La escuela, al menos en España, se ha desvelado además como una pésima academia de idiomas, como puede constatarse en el pésimo nivel de inglés con el que terminan los alumnos la educación obligatoria. O, por qué ocultarlo, en el pobre nivel de catalán con el que salen al término de la educación secundaria, si antes no se han descabalgado por el camino engrosando los índices de fracaso o abandono escolar, los castellanohablantes o los hablantes naturales de otras lenguas cuando en su círculo familiar y social apenas se oye una palabra en catalán. 

La segunda falacia a la que se aferran nuestros doctrinarios catalanistas es la llamada “cohesión social”. ¿Cohesión social? Ni siquiera en los pueblos del interior de Mallorca o Menorca, ni siquiera en el propio Govern del tripartito balear, se puede atribuir una mayor cohesión social al uso del catalán. Al contrario, si ésta se consigue se debe gracias al castellano, el idioma que todos entendemos perfectamente y todos hablamos mejor o peor. Si exceptuamos la caverna en la que mora el catalanismo más berroqueño que aspira “a vivir en catalán”, apenas ningún catalanohablante le hace ascos a cambiar de lengua y pasarse al castellano, una situación que le resulta de lo más natural por mucho que esta “deslealtad lingüística” moleste a los fancatalanistas. No hablar catalán podrá tener sus desventajas, desde luego, pero entre ellas no está la de amenazar la “cohesión social”, otro de los mitos que el catalanismo repite a modo de consigna, trasluciendo una vez más su habitual pereza de pensar.

En suma, imponer una inmersión obligatoria a quienes tienen otra lengua materna que, además, es la oficial del Estado, la más común, la más extendida y una de las más habladas del mundo, no tiene ninguna justificación pedagógica ya que supone renunciar al mejor instrumento que tiene cualquier persona para aprender: su lengua materna.
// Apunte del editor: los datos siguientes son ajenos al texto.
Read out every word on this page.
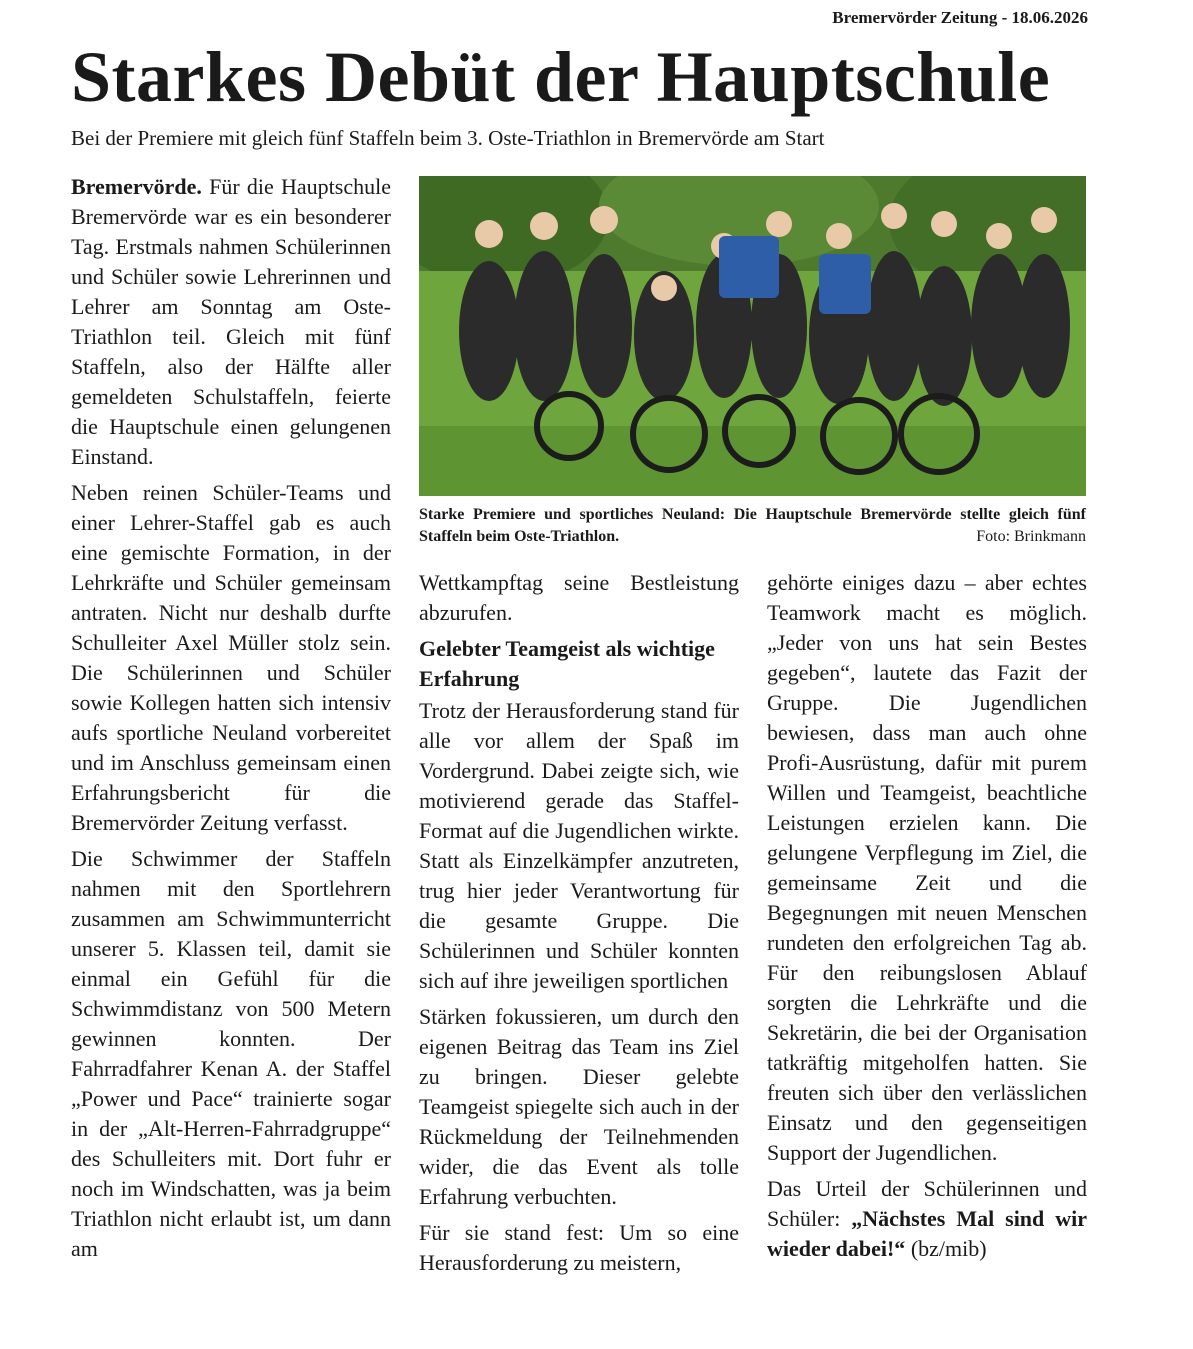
Bremervörder Zeitung - 18.06.2026
Starkes Debüt der Hauptschule

Bei der Premiere mit gleich fünf Staffeln beim 3. Oste-Triathlon in Bremervörde am Start

Bremervörde. Für die Hauptschule Bremervörde war es ein besonderer Tag. Erstmals nahmen Schülerinnen und Schüler sowie Lehrerinnen und Lehrer am Sonntag am Oste-Triathlon teil. Gleich mit fünf Staffeln, also der Hälfte aller gemeldeten Schulstaffeln, feierte die Hauptschule einen gelungenen Einstand.

Neben reinen Schüler-Teams und einer Lehrer-Staffel gab es auch eine gemischte Formation, in der Lehrkräfte und Schüler gemeinsam antraten. Nicht nur deshalb durfte Schulleiter Axel Müller stolz sein. Die Schülerinnen und Schüler sowie Kollegen hatten sich intensiv aufs sportliche Neuland vorbereitet und im Anschluss gemeinsam einen Erfahrungsbericht für die Bremervörder Zeitung verfasst.

Die Schwimmer der Staffeln nahmen mit den Sportlehrern zusammen am Schwimmunterricht unserer 5. Klassen teil, damit sie einmal ein Gefühl für die Schwimmdistanz von 500 Metern gewinnen konnten. Der Fahrradfahrer Kenan A. der Staffel „Power und Pace“ trainierte sogar in der „Alt-Herren-Fahrradgruppe“ des Schulleiters mit. Dort fuhr er noch im Windschatten, was ja beim Triathlon nicht erlaubt ist, um dann am

Starke Premiere und sportliches Neuland: Die Hauptschule Bremervörde stellte gleich fünf Staffeln beim Oste-Triathlon.	Foto: Brinkmann

Wettkampftag seine Bestleistung abzurufen.

Gelebter Teamgeist als wichtige Erfahrung

Trotz der Herausforderung stand für alle vor allem der Spaß im Vordergrund. Dabei zeigte sich, wie motivierend gerade das Staffel-Format auf die Jugendlichen wirkte. Statt als Einzelkämpfer anzutreten, trug hier jeder Verantwortung für die gesamte Gruppe. Die Schülerinnen und Schüler konnten sich auf ihre jeweiligen sportlichen

Stärken fokussieren, um durch den eigenen Beitrag das Team ins Ziel zu bringen. Dieser gelebte Teamgeist spiegelte sich auch in der Rückmeldung der Teilnehmenden wider, die das Event als tolle Erfahrung verbuchten.

Für sie stand fest: Um so eine Herausforderung zu meistern,

gehörte einiges dazu – aber echtes Teamwork macht es möglich. „Jeder von uns hat sein Bestes gegeben“, lautete das Fazit der Gruppe. Die Jugendlichen bewiesen, dass man auch ohne Profi-Ausrüstung, dafür mit purem Willen und Teamgeist, beachtliche Leistungen erzielen kann. Die gelungene Verpflegung im Ziel, die gemeinsame Zeit und die Begegnungen mit neuen Menschen rundeten den erfolgreichen Tag ab. Für den reibungslosen Ablauf sorgten die Lehrkräfte und die Sekretärin, die bei der Organisation tatkräftig mitgeholfen hatten. Sie freuten sich über den verlässlichen Einsatz und den gegenseitigen Support der Jugendlichen.

Das Urteil der Schülerinnen und Schüler: „Nächstes Mal sind wir wieder dabei!“ (bz/mib)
Además de suponer un colosal despilfarro de recursos públicos -cada plaza pública costó a la administración balear 6.767 euros anuales y cada concertada 3.426 euros en 2019, multipliquen por 15 años desde infantil hasta bachillerato- para unos resultados tan modestos, tanto académicos con todo lo que supone a nivel de retraso cognitivo -y, en última instancia, de fracaso escolar- como… lingüísticos.

El aprendizaje de un idioma puede lograrse de otros modos, con otros humores y con otras estrategias que no pasen por la imposición y la conversión de la escuela en una academia de idiomas, digámoslo claro, una mala escuela de idiomas.